Terni, l'allarme dei ristoratori: «I clienti sono già calati, una stretta ci metterebbe in ginocchio»

Terni, l'allarme dei ristoratori: «I clienti sono già calati, una stretta ci metterebbe in ginocchio»
di Aurora Provantini
3 Minuti di Lettura
Lunedì 5 Ottobre 2020, 05:45 - Ultimo aggiornamento: 22:26

TERNI “Il calo dei clienti si comincia a sentire”. Mirko Zitti, vice presidente di Fipe Umbria (Federazione italiana pubblici esercizi), segnala la tendenza ad evitare i ristoranti negli ultimi giorni. Dopo nove settimane di aumento costante dei contagi, il Governo annuncia che entro mercoledì adotterà nuove misure restrittive, se la curva dovesse continuare a crescere. La stretta riguarderebbe proprio bar, pub e ristoranti, che potrebbero dover chiudere alle dieci di sera, come qualcuno ipotizza. Per gli ultimi è possibile anche una riduzione del numero degli avventori.

“Intanto a Terni – dichiara Zitti, che è anche titolare di un pub in centro – vuoi perché il Covid sta circolando con maggiore prepotenza, vuoi perché il maltempo non permette di cenare all’aperto, le prenotazioni di tavoli diminuiscono e gli incassi con esse”. “Secondo le solite indiscrezioni che trapelano prima ancora della pubblicazione di ogni decreto ministeriale – polemizza Zitti - saremmo noi a rischiare la chiusura, prima di altre categorie, e il solo pensiero ci fa accarezzare l’idea di abbassare le saracinesche per sempre”.
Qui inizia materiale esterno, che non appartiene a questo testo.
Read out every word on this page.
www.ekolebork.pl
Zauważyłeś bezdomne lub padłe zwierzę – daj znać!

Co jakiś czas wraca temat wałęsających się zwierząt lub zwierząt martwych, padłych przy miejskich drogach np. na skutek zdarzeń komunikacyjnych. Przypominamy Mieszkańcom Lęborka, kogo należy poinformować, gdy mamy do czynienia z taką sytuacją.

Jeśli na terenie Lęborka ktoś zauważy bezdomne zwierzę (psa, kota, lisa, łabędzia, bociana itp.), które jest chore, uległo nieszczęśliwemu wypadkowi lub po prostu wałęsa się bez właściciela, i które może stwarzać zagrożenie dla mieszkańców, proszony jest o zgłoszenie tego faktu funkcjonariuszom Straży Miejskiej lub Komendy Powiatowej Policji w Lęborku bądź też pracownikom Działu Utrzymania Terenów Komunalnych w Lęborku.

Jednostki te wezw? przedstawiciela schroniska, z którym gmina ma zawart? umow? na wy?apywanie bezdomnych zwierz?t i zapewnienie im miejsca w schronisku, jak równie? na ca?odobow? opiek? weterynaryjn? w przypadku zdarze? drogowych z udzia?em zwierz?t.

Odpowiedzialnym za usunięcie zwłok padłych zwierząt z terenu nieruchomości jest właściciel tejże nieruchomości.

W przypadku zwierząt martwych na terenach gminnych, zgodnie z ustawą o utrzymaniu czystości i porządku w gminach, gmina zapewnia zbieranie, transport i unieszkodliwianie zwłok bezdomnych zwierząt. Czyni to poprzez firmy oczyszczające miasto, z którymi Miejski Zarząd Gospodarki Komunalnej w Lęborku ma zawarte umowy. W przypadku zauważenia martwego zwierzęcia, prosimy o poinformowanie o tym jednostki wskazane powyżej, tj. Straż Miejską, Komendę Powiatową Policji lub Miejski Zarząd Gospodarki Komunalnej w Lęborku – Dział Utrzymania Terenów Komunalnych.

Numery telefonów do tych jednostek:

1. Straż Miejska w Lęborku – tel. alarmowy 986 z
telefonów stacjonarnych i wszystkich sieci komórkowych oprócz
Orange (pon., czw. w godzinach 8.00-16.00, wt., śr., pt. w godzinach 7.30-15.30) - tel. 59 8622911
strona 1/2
“Dopo 77 giorni di lockdown – interviene Federico Bianchini, titolare del ristorante pizzeria Il Cicalino e del My Bar – è stato complicato riaprire, ma pensavamo che il peggio fosse passato. La ripartenza è stata lenta e solo nel mese di agosto abbiamo lavorato a pieno regime, come se la gente avesse voluto godersi l’estate a tutti i costi. I protocolli ci hanno permesso di rispettare le distanze di sicurezza e di tracciare le presenze. Nelle ultime due settimane però, abbiamo registrato un calo di prenotazioni significativo, come se i ternani avessero di nuovo paura ad uscire. Se poi è vero che il Governo limiterà l’orario di apertura dei locali, la gente non uscirebbe proprio più la sera”.
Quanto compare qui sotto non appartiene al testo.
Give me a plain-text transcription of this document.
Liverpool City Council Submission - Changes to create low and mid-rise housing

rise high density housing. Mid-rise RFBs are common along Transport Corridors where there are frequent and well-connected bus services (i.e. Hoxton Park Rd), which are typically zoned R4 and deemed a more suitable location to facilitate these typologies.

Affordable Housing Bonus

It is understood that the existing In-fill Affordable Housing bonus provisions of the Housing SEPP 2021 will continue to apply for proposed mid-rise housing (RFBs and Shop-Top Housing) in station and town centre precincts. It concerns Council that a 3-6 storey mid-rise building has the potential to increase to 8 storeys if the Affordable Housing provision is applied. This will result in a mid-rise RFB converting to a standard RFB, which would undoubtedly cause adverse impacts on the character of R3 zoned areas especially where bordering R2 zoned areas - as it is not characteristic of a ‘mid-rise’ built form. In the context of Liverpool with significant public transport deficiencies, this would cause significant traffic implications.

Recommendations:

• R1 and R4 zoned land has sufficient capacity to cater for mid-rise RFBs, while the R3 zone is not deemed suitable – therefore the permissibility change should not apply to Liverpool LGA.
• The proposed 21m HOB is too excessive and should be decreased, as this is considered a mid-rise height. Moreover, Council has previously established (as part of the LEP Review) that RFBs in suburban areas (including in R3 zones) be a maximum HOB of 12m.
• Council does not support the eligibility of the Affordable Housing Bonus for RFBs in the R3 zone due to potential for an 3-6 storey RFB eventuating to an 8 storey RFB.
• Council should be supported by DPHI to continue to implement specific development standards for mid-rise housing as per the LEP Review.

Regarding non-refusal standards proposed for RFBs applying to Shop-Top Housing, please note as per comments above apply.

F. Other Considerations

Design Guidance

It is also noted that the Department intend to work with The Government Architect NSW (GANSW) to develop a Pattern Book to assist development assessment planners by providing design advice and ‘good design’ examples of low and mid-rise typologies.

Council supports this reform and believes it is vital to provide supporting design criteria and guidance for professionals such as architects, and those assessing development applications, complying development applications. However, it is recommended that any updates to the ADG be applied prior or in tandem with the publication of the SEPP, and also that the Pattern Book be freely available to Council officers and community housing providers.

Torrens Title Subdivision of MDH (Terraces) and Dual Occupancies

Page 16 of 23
Già con il prolungamento dello smart working salta la pausa pranzo nelle tavole calde e nei bar. “Se verrà imposto un coprifuoco, ci si dovrà mettere a tavolino a fare due conti, per decidere se continuare a stare aperti o chiudere definitivamente”. Federico, come molti altri ristoratori, si era organizzato col il delivery durante il lockdown “non per fare cassa, quanto per offrire un servizio in più ai nostri clienti, perché solo con l’asporto un ristorante non sopravvive”- sottolinea.

“Siamo seriamente preoccupati – riprende Zitti – molti di noi hanno aperto perché potevano usufruire gratuitamente di spazi all’aperto. Con l’arrivo dell’inverno, l’esterno non potrà più essere utilizzato e i posti al chiuso si sono ridotti notevolmente. Non solo, ma le persone hanno qualche difficoltà a cenare all’interno di un ristorante”. Roberto Lombrardini, del Caffè Trento, ha riaperto due settimane dopo la data stabilita da Conte “per adattare il locale alle misure anti Covid”. “Purtroppo il contingentamento degli ingressi ci ha fatto perdere clienti nelle ore di punta, perché non tutti se la sentono di aspettare fuori, per un cappuccino. Il punto è che molte persone ancora entrano senza mascherina o si avvicinano troppo alle altre. Allora ti trovi a fare il vigile. Se tutti rispettassero i protocolli, non si ipotizzerebbero strette su bar e ristoranti”. Daniele Stellati, direttore di Confesercenti, richiama l’attenzione sulla capacità dei pubblici esercizi di offrire servizi in sicurezza. “Sono stati capaci di adeguarsi velocemente investendo cifre importanti e non dovranno essere loro a pagare. Se è vero che gli assembramenti vanno evitati è pur vero che nei ristoranti gli ingressi sono regolamentati”.